Feds Sue U.S. Bank Over Misuse Of Funds Tied To Fraud

A U.S. Bank spokesman said the lawsuit is "without merit" and represents "an inappropriate attempt to reassign blame" to the company.

Federal authorities sued U.S. Bank Wednesday, accusing the Minneapolis-based bank of illegally holding and using funds that Peregrine Financial’s owner was later convicted of stealing from his clients.
 
Russell Wasendorf, Sr., founder of Peregrine Financial Group, Inc., was sentenced in January to 50 years in prison for stealing $215 million from his investors over the course of two decades.
 
U.S. Bank is the head bank of U.S. Bancorp, Minnesota’s largest bank holding company. It has branch offices in Cedar Falls, Iowa, where Peregrine and Wasendorf were located.
 
The U.S. Commodity Futures Trading Commission (CFTC) accuses U.S. Bank of unlawfully unaccepting Peregrine’s customers’ funds as security on loans it made to Wasendorf, his wife, and his construction company.
 
U.S. Bancorp spokesman Tom Joyce said in a statement that, while the corporation is sympathetic to the victims of Wasendorf’s fraud, U.S. Bank is a victim of the same fraud—one that the CFTC failed to detect.
 
“This lawsuit is without merit and represents an inappropriate attempt to reassign blame to U.S. Bank,” Joyce said. “The regulatory program in place at the time allowed Wasendorf to intercept regulator communications that were intended for the bank and to falsify bank responses to those communications, all without the bank’s knowledge—as Mr.
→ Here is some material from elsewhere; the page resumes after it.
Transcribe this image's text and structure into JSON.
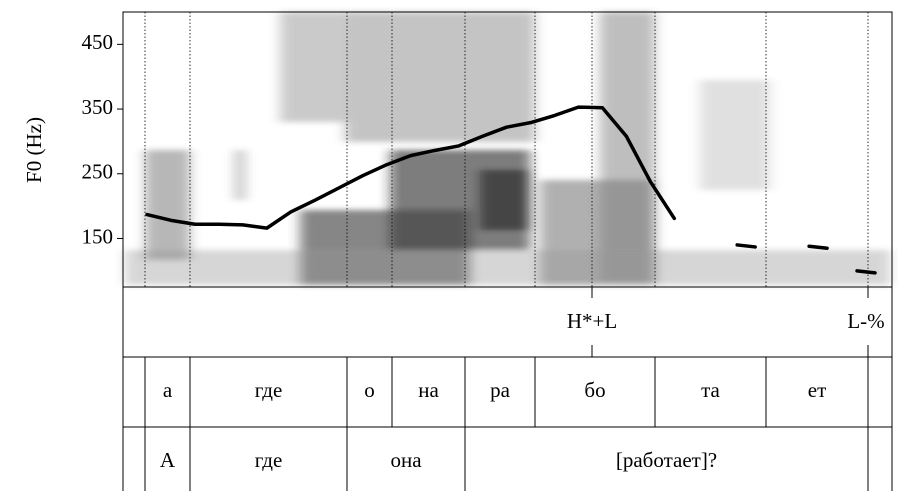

Wasendorf has already admitted.”
 
The CFTC’s lawsuit alleges that from June 2008 to July 2012, U.S. Bank knowingly facilitated Wasendorf’s transfers of millions of dollars of customers’ funds to pay for Wasendorf’s private jet, his restaurant, and his divorce settlement, among other things. 
 
The lawsuit claims that U.S. Bank allowed the account that held millions of dollars of Peregrine customers’ funds to be accessed only by Wasendorf. Wasendorf required that no one at U.S. Bank should speak with any Peregrine personnel, except himself and his personal assistant, regarding the account. The CFTC alleges that U.S. Bank knew these mandates were highly unusual.
 
U.S. Bank denied any knowledge of Wasendorf’s deceit: “At no time did we have any knowledge that Wasendorf was running a fraudulent scheme,” said Joyce. “Banks are not responsible for losses generated by customers who are fraudsters. The bank did nothing wrong and the bank will defend itself vigorously.”
 
Wasendorf defrauded more than 24,000 Peregrine clients using his customer-segregated account at U.S. Bank, according to the CFTC. Also, in connection with the fraud, the complaint alleges that Wasendorf misrepresented to the National Futures Association and to Peregrine’s auditor that the account at U.S. Bank contained $200 million or more, when in fact the average balance since May 2005 was only $15.7 million.
 
“The Commodity Exchange Act and Commission rules protecting customer funds impose obligations on banks that hold those funds,” CFTC Director of Enforcement David Meister said in statement. “As should be apparent from today’s action, we will seek to hold a bank to account if it falls short on complying with customer fund protection obligations.”